My network and my confidence grew even as my vision declined. But I still had to contend with the ticking tenure clock. Academics usually have only a limited number of years to build an independent research program and demonstrate that they have made a significant impact on their discipline. At the end of that time window, it’s up or out. Even with video magnifiers and screen readers, many research tasks took me longer than my sighted colleagues. Plus I had to constantly research new access technologies, and learn to use them, as my vision deteriorated. With all the extra time and energy spent adapting to ever-changing vision, I wasn’t sure I could make tenure. At that time, academic institutions were beginning to implement “slow the clock” policies, mainly as an accommodation for expecting mothers who were pursuing academic careers. It occurred to me that such an accommodation would be appropriate for someone in my situation as well. I too was experiencing a life event that impacted how quickly I could get my research program up and running, just like parents with small children. But I had to request this accommodation, and I was hesitant! As far as I knew, no one at WHOI had requested slow the clock for disability reasons.
With the encouragement of my institution’s ombudsperson, I did make this request, and to my relief, it was granted without hesitation. I earned tenure in 1999. And a few years later, I was promoted to the top rung of our promotion ladder, Senior Scientist, the first woman to achieve that rank in my department.

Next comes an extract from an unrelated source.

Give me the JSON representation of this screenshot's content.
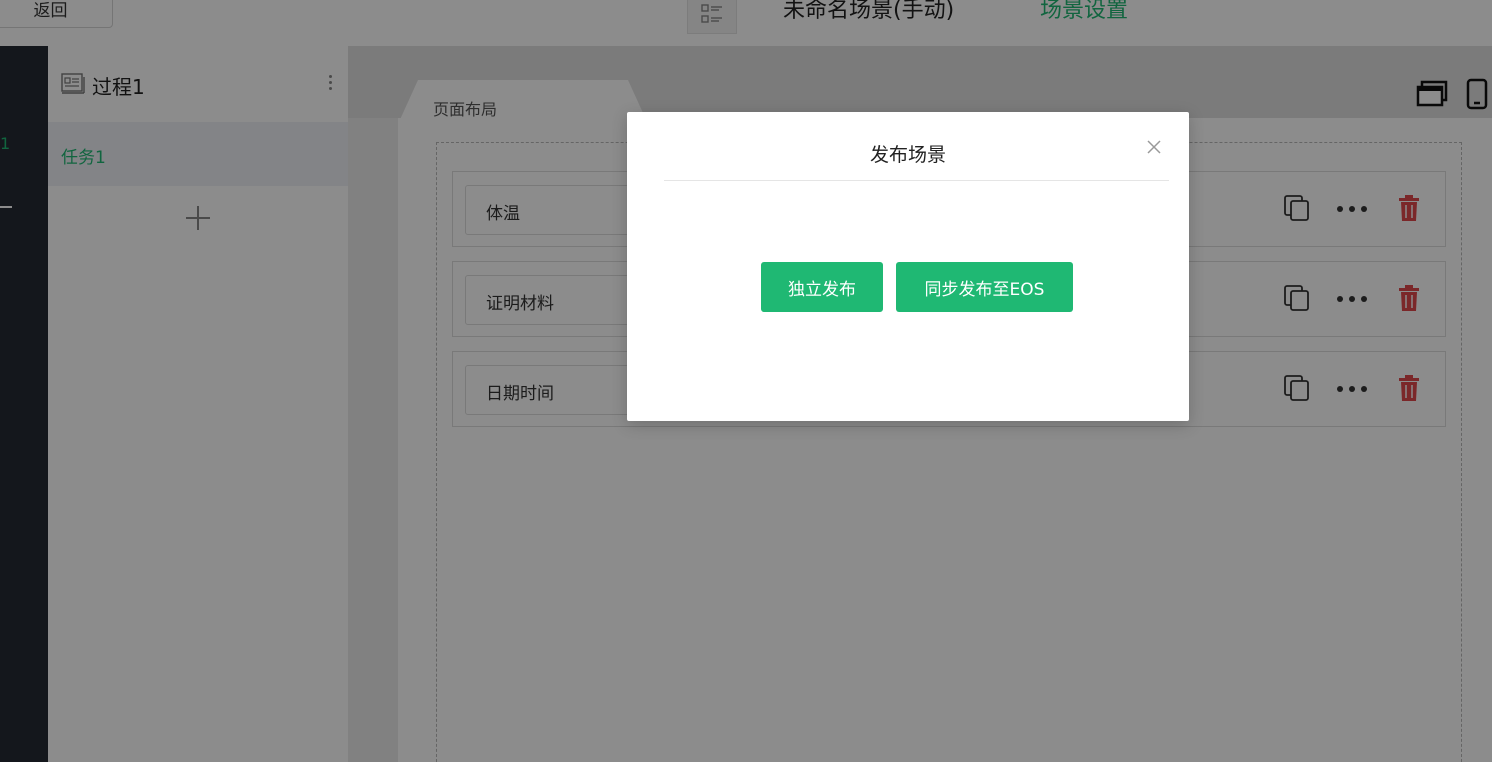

Over the next 20 years, I continued to grow my research program. Then in 2018, I was selected by my colleagues to be the next department chair, The first woman ever to serve in this position, and the first blind person to hold any leadership rank at WHOI. This meant I would be responsible for the professional well-being of over 100 researchers, students and administrative staff in the Physical Oceanography Department. I would also join the other department chairs, vice-presidents, and the president of WHOI to lead our world-renowned research institution of over 1000 employees.
Before I became chair, I was constantly running to keep up with my workload. Now I had to sprint to manage the huge increase in the volume of emails, reports, memos, spreadsheets, personnel concerns, budgets, and oh, by the way, WHOI’s response to a global pandemic! Many documents I had to read and digest as a department chair were not accessible, and decisions based on them sometimes had to be made quickly, often at the same time the PowerPoint or spreadsheet was being shared with me and the rest of the leadership team for the first time. Screen reader accessibility was unfamiliar to the team, so it was a big challenge for them to make their documents accessible. They were as busy and pressed for time as I was, making it challenging to find the time to improve accessibility of their documents. I had to start pushing, publicly and repeatedly, for accessible documents to be provided with time to review them, which, by the way, would be better for the whole team! This constant reminding was not comfortable, but I kept asking. After all, my department had chosen me to be their representative at the highest administrative level. I didn’t want to let them down!
In spite of my persistence, I didn’t always get access to documents at the same time as everyone else. In those cases, I had to ask a lot more questions. It wasn’t always an ideal situation by any stretch, but nonetheless, I successfully completed my 4-year term as chair two years ago.